Basically, the way it works is that customers can select a collection of products, step into the Holoroom, and change up the room design as they see fit. They can also create a take-home printout in order to view a 3-D model of the room at home, as well as share the room through a free mobile app.
The Holoroom is the first export of Lowe’s Innovation Labs, a technology incubator of sorts that draws on the expertise of start-ups, universities, various experts and other companies. For one, innovation consultancy SciFutures had a hand in helping create the Holoroom.
The Holoroom will debut in select Toronto stores this year, beginning with a collection of bathroom products. Customers will be able to choose from additional product categories and rooms as they’re added over the next year or so.
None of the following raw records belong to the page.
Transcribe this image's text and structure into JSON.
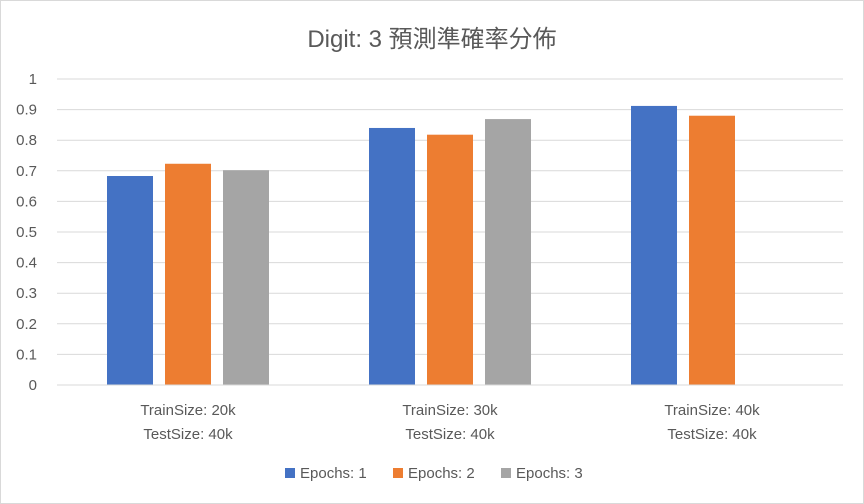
{
  "chart_data": {
    "type": "bar",
    "title": "Digit: 3  預測準確率分佈",
    "xlabel": "",
    "ylabel": "",
    "ylim": [
      0,
      1
    ],
    "yticks": [
      "0",
      "0.1",
      "0.2",
      "0.3",
      "0.4",
      "0.5",
      "0.6",
      "0.7",
      "0.8",
      "0.9",
      "1"
    ],
    "categories": [
      [
        "TrainSize: 20k",
        "TestSize: 40k"
      ],
      [
        "TrainSize: 30k",
        "TestSize: 40k"
      ],
      [
        "TrainSize: 40k",
        "TestSize: 40k"
      ]
    ],
    "series": [
      {
        "name": "Epochs: 1",
        "color": "#4472c4",
        "values": [
          0.683,
          0.84,
          0.912
        ]
      },
      {
        "name": "Epochs: 2",
        "color": "#ed7d31",
        "values": [
          0.723,
          0.818,
          0.88
        ]
      },
      {
        "name": "Epochs: 3",
        "color": "#a5a5a5",
        "values": [
          0.702,
          0.869,
          null
        ]
      }
    ],
    "grid": true,
    "legend_position": "bottom"
  }
}
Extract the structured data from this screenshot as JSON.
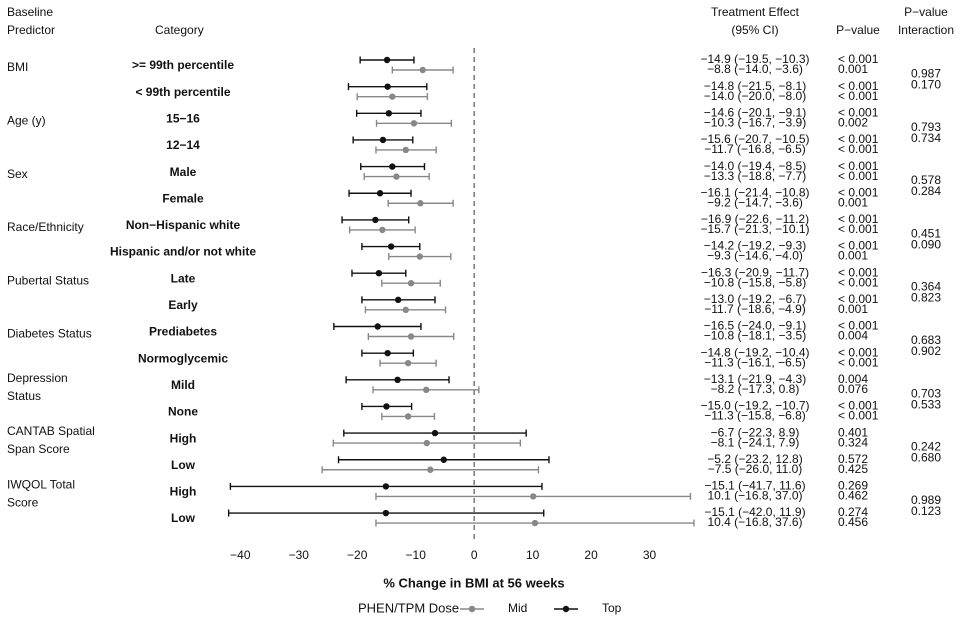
{
  "chart_data": {
    "type": "forest",
    "headers": {
      "predictor": "Baseline\nPredictor",
      "category": "Category",
      "effect": "Treatment Effect\n(95% CI)",
      "p_value": "P−value",
      "interaction": "P−value\nInteraction"
    },
    "groups": [
      "BMI",
      "Age (y)",
      "Sex",
      "Race/Ethnicity",
      "Pubertal Status",
      "Diabetes Status",
      "Depression\nStatus",
      "CANTAB Spatial\nSpan Score",
      "IWQOL Total\nScore"
    ],
    "categories": [
      ">= 99th percentile",
      "< 99th percentile",
      "15−16",
      "12−14",
      "Male",
      "Female",
      "Non−Hispanic white",
      "Hispanic and/or not white",
      "Late",
      "Early",
      "Prediabetes",
      "Normoglycemic",
      "Mild",
      "None",
      "High",
      "Low",
      "High",
      "Low"
    ],
    "x_label": "% Change in BMI at 56 weeks",
    "legend_title": "PHEN/TPM Dose",
    "xlim": [
      -45.7,
      40
    ],
    "xticks": [
      {
        "value": -40,
        "label": "−40"
      },
      {
        "value": -30,
        "label": "−30"
      },
      {
        "value": -20,
        "label": "−20"
      },
      {
        "value": -10,
        "label": "−10"
      },
      0,
      10,
      20,
      30
    ],
    "reference_line": 0,
    "series": [
      {
        "name": "Mid",
        "color": "#888888",
        "values": [
          -8.8,
          -14.0,
          -10.3,
          -11.7,
          -13.3,
          -9.2,
          -15.7,
          -9.3,
          -10.8,
          -11.7,
          -10.8,
          -11.3,
          -8.2,
          -11.3,
          -8.1,
          -7.5,
          10.1,
          10.4
        ],
        "lower": [
          -14.0,
          -20.0,
          -16.7,
          -16.8,
          -18.8,
          -14.7,
          -21.3,
          -14.6,
          -15.8,
          -18.6,
          -18.1,
          -16.1,
          -17.3,
          -15.8,
          -24.1,
          -26.0,
          -16.8,
          -16.8
        ],
        "upper": [
          -3.6,
          -8.0,
          -3.9,
          -6.5,
          -7.7,
          -3.6,
          -10.1,
          -4.0,
          -5.8,
          -4.9,
          -3.5,
          -6.5,
          0.8,
          -6.8,
          7.9,
          11.0,
          37.0,
          37.6
        ],
        "effect_labels": [
          "−8.8 (−14.0, −3.6)",
          "−14.0 (−20.0, −8.0)",
          "−10.3 (−16.7, −3.9)",
          "−11.7 (−16.8, −6.5)",
          "−13.3 (−18.8, −7.7)",
          "−9.2 (−14.7, −3.6)",
          "−15.7 (−21.3, −10.1)",
          "−9.3 (−14.6, −4.0)",
          "−10.8 (−15.8, −5.8)",
          "−11.7 (−18.6, −4.9)",
          "−10.8 (−18.1, −3.5)",
          "−11.3 (−16.1, −6.5)",
          "−8.2 (−17.3, 0.8)",
          "−11.3 (−15.8, −6.8)",
          "−8.1 (−24.1, 7.9)",
          "−7.5 (−26.0, 11.0)",
          "10.1 (−16.8, 37.0)",
          "10.4 (−16.8, 37.6)"
        ],
        "p_labels": [
          "0.001",
          "< 0.001",
          "0.002",
          "< 0.001",
          "< 0.001",
          "0.001",
          "< 0.001",
          "0.001",
          "< 0.001",
          "0.001",
          "0.004",
          "< 0.001",
          "0.076",
          "< 0.001",
          "0.324",
          "0.425",
          "0.462",
          "0.456"
        ],
        "interaction_labels": [
          "0.170",
          "0.734",
          "0.284",
          "0.090",
          "0.823",
          "0.902",
          "0.533",
          "0.680",
          "0.123"
        ]
      },
      {
        "name": "Top",
        "color": "#111111",
        "values": [
          -14.9,
          -14.8,
          -14.6,
          -15.6,
          -14.0,
          -16.1,
          -16.9,
          -14.2,
          -16.3,
          -13.0,
          -16.5,
          -14.8,
          -13.1,
          -15.0,
          -6.7,
          -5.2,
          -15.1,
          -15.1
        ],
        "lower": [
          -19.5,
          -21.5,
          -20.1,
          -20.7,
          -19.4,
          -21.4,
          -22.6,
          -19.2,
          -20.9,
          -19.2,
          -24.0,
          -19.2,
          -21.9,
          -19.2,
          -22.3,
          -23.2,
          -41.7,
          -42.0
        ],
        "upper": [
          -10.3,
          -8.1,
          -9.1,
          -10.5,
          -8.5,
          -10.8,
          -11.2,
          -9.3,
          -11.7,
          -6.7,
          -9.1,
          -10.4,
          -4.3,
          -10.7,
          8.9,
          12.8,
          11.6,
          11.9
        ],
        "effect_labels": [
          "−14.9 (−19.5, −10.3)",
          "−14.8 (−21.5, −8.1)",
          "−14.6 (−20.1, −9.1)",
          "−15.6 (−20.7, −10.5)",
          "−14.0 (−19.4, −8.5)",
          "−16.1 (−21.4, −10.8)",
          "−16.9 (−22.6, −11.2)",
          "−14.2 (−19.2, −9.3)",
          "−16.3 (−20.9, −11.7)",
          "−13.0 (−19.2, −6.7)",
          "−16.5 (−24.0, −9.1)",
          "−14.8 (−19.2, −10.4)",
          "−13.1 (−21.9, −4.3)",
          "−15.0 (−19.2, −10.7)",
          "−6.7 (−22.3, 8.9)",
          "−5.2 (−23.2, 12.8)",
          "−15.1 (−41.7, 11.6)",
          "−15.1 (−42.0, 11.9)"
        ],
        "p_labels": [
          "< 0.001",
          "< 0.001",
          "< 0.001",
          "< 0.001",
          "< 0.001",
          "< 0.001",
          "< 0.001",
          "< 0.001",
          "< 0.001",
          "< 0.001",
          "< 0.001",
          "< 0.001",
          "0.004",
          "< 0.001",
          "0.401",
          "0.572",
          "0.269",
          "0.274"
        ],
        "interaction_labels": [
          "0.987",
          "0.793",
          "0.578",
          "0.451",
          "0.364",
          "0.683",
          "0.703",
          "0.242",
          "0.989"
        ]
      }
    ]
  }
}
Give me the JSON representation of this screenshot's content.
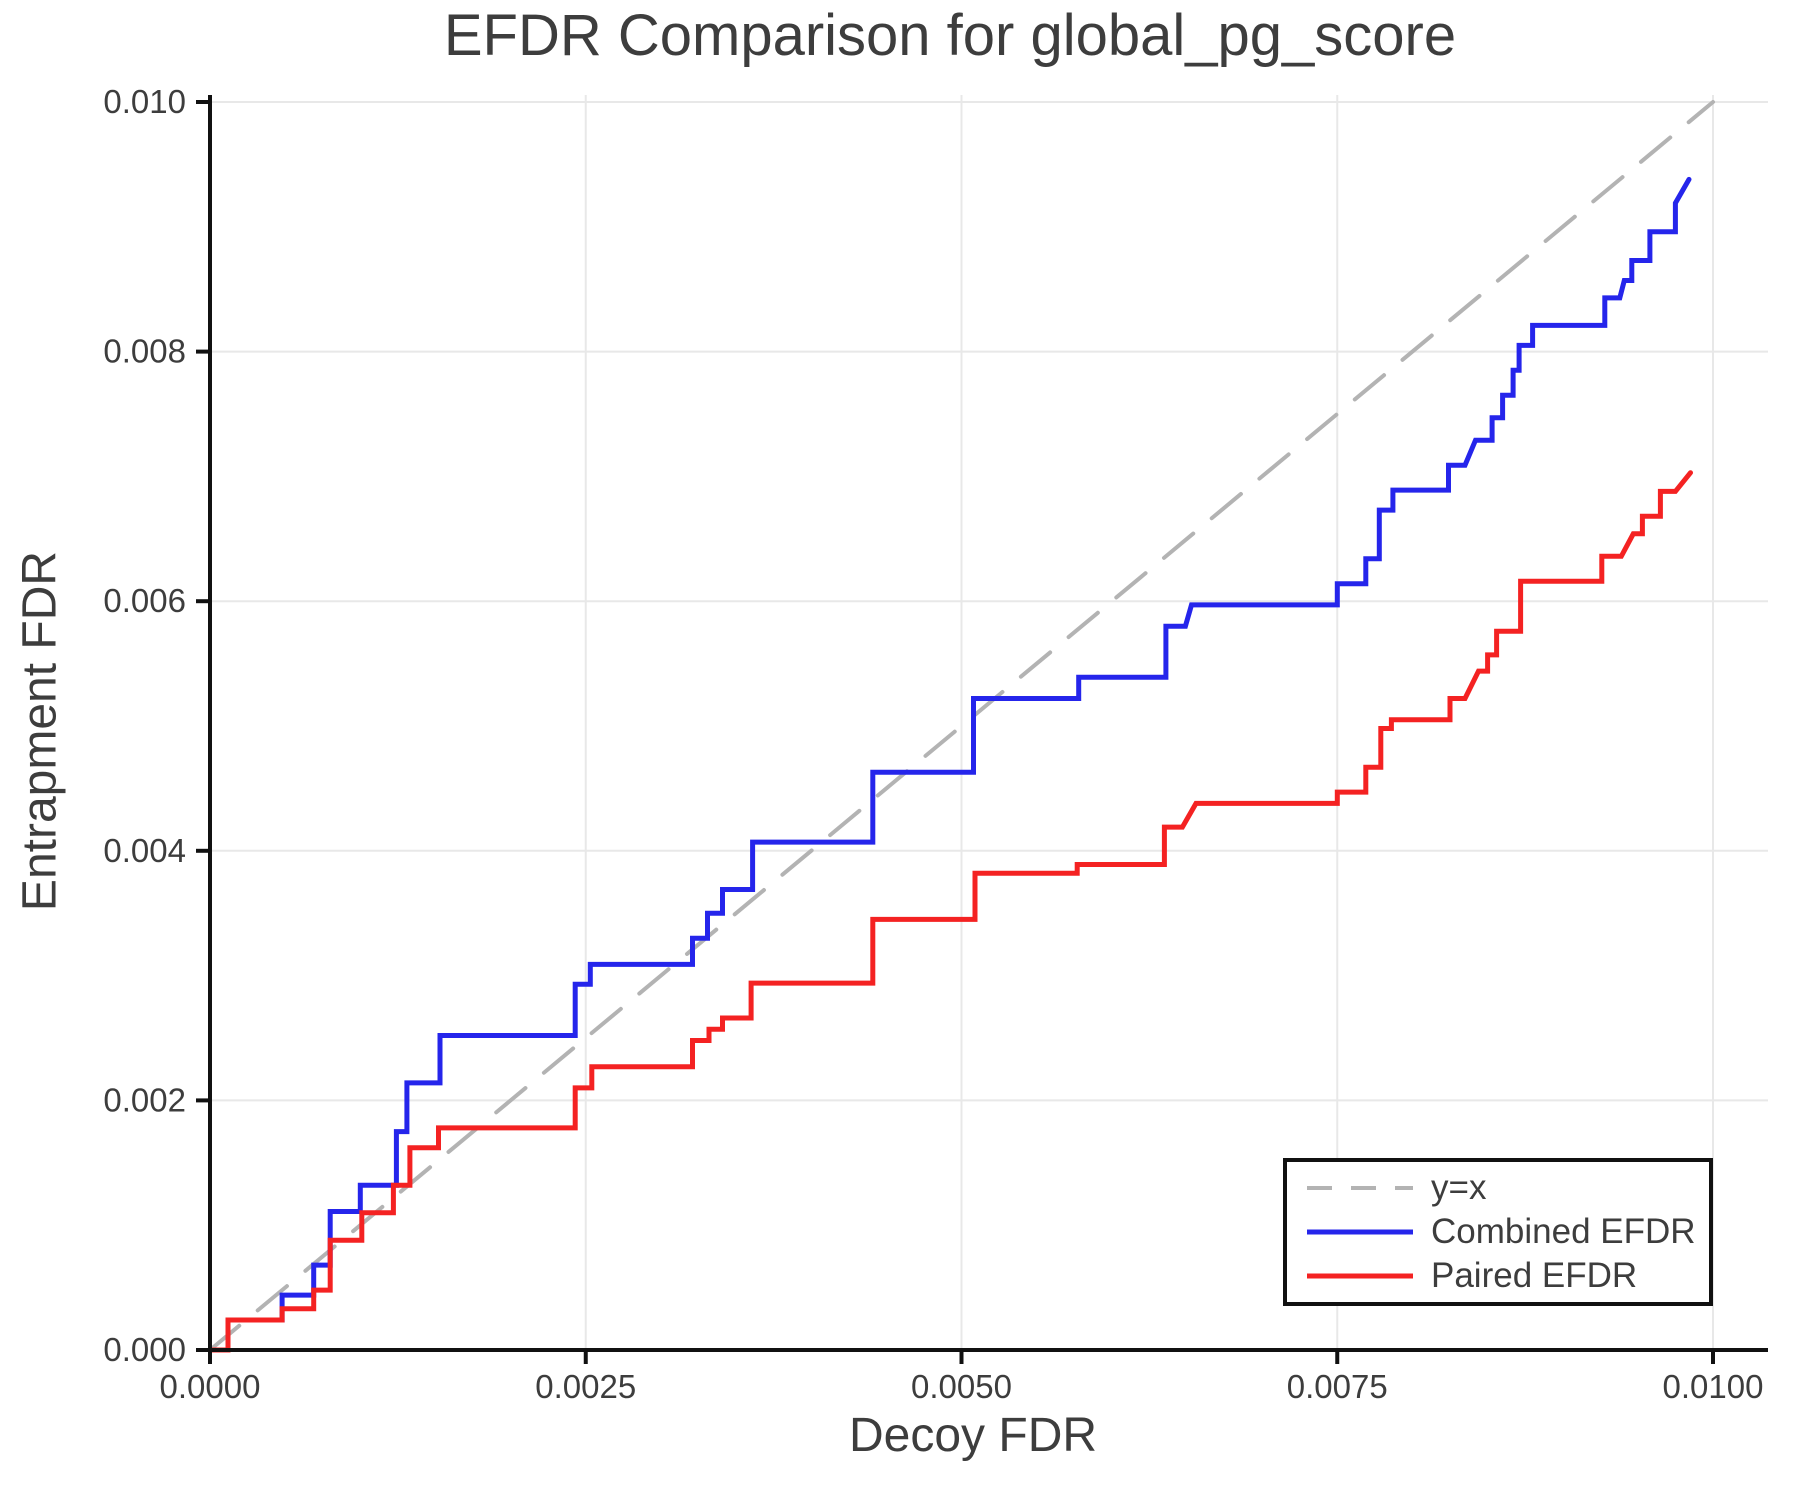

Hi there. I really appreciate
Hi there. I really appreciate the points you made. I don't think I've actually thought about it in that way. I can really appreciate how you approached the subject matter and what you said really gave me a new perspective. Thanks for taking the time to write this all out. Here's my weblog: youtube views
Monthly sales up 0.3% in May
May picked up the pace a bit in the retail sector, with monthly sales improving 0.3% for the month after a fairly stagnant winter season. However, the results still fell below economists’ expectations.
The U.S. Census Bureau announced that advance estimates of U.S. retail and food services sales were $437.6 billion in May, a 4.3% improvement over 2013.
On their own, retail sales fared slightly better, up 0.4% for the month. The progress was largely carried by auto and other motor vehicle dealers (up 11.1% year-over-year), as well as nonstore retailers (up 7.4% since last year).
Building material & garden equipment & supplies dealers (NAICS category 444) were actually in second place for month-over-month improvement in May. The category was up 1.1%, below motor vehicles but above nonstore retailers. The 444 companies were up 4.6% for the year.
Department stores saw the biggest decrease in May, down 1.4%.